Die querverweisenden Daten können über einen Wissensgraphen abgerufen werden, der den Projektpartnern bereits zur Verfügung steht und der automatisch aktualisiert wird, sobald neue Daten und Informationen zu den fünf Ressourcen hinzugefügt werden, und der Qualitätsprobleme meldet. Dies ermöglicht die effiziente Integration neuer, zuverlässiger Informationen in Recon4 sowie die kontinuierliche Weitergabe von Wissen zwischen global wichtigen Datenressourcen.
Hinzufügen eines wesentlichen fehlenden Wissensbausteins
Das Recon4IMD-Projekt befasst sich insbesondere mit einer großen Lücke in bisherigen Karten der menschlichen Stoffwechselwege: dem Fettstoffwechsel. Dieser ist bei vielen IMDs gestört, was zu einer Anhäufung von Fettstoffwechselprodukten in Zellen und Geweben führt, die schwere und sogar tödliche Schäden verursachen können.

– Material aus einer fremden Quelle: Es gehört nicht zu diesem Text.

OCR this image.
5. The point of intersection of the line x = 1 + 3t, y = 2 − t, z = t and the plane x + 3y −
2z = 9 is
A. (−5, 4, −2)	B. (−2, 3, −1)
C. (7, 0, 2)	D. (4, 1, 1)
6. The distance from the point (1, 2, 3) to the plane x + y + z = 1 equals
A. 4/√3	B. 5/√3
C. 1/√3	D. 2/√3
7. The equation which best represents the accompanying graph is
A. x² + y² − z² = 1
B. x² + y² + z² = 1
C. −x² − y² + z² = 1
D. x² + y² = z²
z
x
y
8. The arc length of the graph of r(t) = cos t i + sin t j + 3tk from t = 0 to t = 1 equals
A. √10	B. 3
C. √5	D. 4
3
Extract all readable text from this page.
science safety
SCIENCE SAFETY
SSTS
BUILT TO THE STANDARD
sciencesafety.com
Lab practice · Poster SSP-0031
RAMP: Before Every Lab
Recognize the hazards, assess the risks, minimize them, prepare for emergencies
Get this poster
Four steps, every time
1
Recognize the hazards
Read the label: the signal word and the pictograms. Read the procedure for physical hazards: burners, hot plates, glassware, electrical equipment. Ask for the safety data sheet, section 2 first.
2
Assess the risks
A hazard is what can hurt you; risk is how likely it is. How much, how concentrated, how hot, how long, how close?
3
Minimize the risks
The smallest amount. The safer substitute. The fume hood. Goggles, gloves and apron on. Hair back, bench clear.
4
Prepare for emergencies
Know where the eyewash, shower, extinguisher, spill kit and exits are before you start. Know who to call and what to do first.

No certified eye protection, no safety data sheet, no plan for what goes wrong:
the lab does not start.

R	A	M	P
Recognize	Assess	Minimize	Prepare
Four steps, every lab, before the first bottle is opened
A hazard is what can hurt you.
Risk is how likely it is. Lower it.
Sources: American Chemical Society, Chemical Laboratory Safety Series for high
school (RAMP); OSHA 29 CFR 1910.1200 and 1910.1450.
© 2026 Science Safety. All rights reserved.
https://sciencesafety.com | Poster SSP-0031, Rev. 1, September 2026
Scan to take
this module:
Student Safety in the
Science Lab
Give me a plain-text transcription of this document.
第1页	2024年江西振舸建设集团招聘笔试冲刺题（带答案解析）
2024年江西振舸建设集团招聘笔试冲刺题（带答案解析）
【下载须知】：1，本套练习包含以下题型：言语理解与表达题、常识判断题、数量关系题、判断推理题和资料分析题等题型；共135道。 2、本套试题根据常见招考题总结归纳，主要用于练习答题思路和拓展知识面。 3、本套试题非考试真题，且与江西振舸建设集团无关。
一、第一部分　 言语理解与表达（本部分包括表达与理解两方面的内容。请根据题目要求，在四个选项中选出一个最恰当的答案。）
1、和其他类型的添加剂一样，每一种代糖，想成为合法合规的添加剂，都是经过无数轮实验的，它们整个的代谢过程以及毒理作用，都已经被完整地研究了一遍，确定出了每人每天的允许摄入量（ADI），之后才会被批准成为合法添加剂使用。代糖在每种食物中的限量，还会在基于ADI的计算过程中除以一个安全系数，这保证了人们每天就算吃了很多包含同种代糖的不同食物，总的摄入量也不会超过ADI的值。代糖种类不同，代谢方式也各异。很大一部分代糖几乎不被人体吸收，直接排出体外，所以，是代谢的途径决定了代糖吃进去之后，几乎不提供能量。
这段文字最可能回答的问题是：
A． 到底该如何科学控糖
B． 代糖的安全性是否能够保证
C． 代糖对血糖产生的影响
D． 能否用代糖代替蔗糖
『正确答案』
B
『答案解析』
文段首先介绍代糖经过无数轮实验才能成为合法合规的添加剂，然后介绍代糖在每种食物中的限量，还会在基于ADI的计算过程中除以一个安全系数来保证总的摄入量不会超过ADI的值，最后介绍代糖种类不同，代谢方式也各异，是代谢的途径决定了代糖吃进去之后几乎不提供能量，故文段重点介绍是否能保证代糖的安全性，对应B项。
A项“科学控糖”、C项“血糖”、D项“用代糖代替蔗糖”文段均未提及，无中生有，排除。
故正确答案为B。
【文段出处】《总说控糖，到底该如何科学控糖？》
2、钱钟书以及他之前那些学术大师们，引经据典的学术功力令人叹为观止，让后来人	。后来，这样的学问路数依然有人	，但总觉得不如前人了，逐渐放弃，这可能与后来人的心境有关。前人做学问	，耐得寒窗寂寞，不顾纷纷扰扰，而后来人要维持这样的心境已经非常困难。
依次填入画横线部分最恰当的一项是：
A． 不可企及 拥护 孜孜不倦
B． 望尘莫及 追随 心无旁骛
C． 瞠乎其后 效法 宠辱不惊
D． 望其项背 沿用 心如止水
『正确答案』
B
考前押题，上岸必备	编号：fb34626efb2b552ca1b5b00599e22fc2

Die Gruppen Swiss-Prot und Vital-IT Computational Biology des SIB leiten die Arbeiten zur Aufnahme chemisch präziser Strukturen und Reaktionen aller menschlichen Lipidmetaboliten in Recon4. Neben der Integration neuer experimenteller Erkenntnisse in die Ressourcen Rhea und UniProt im Rahmen der oben beschriebenen Arbeiten nutzte das Team auch Rhea und eine weitere SIB-Ressource, SwissLipids, um Millionen von theoretisch möglichen Lipidmetabolitenstrukturen und -reaktionen zu generieren.
Die Arbeit wird fortgesetzt, wobei alle Ergebnisse in den Wissensgraphen integriert werden. Diese Aktualisierung und Vernetzung von Daten und Wissen über den Lipidstoffwechsel in verschiedenen öffentlichen Ressourcen kommt auch Forschern außerhalb des Recon4IMD-Projekts zugute.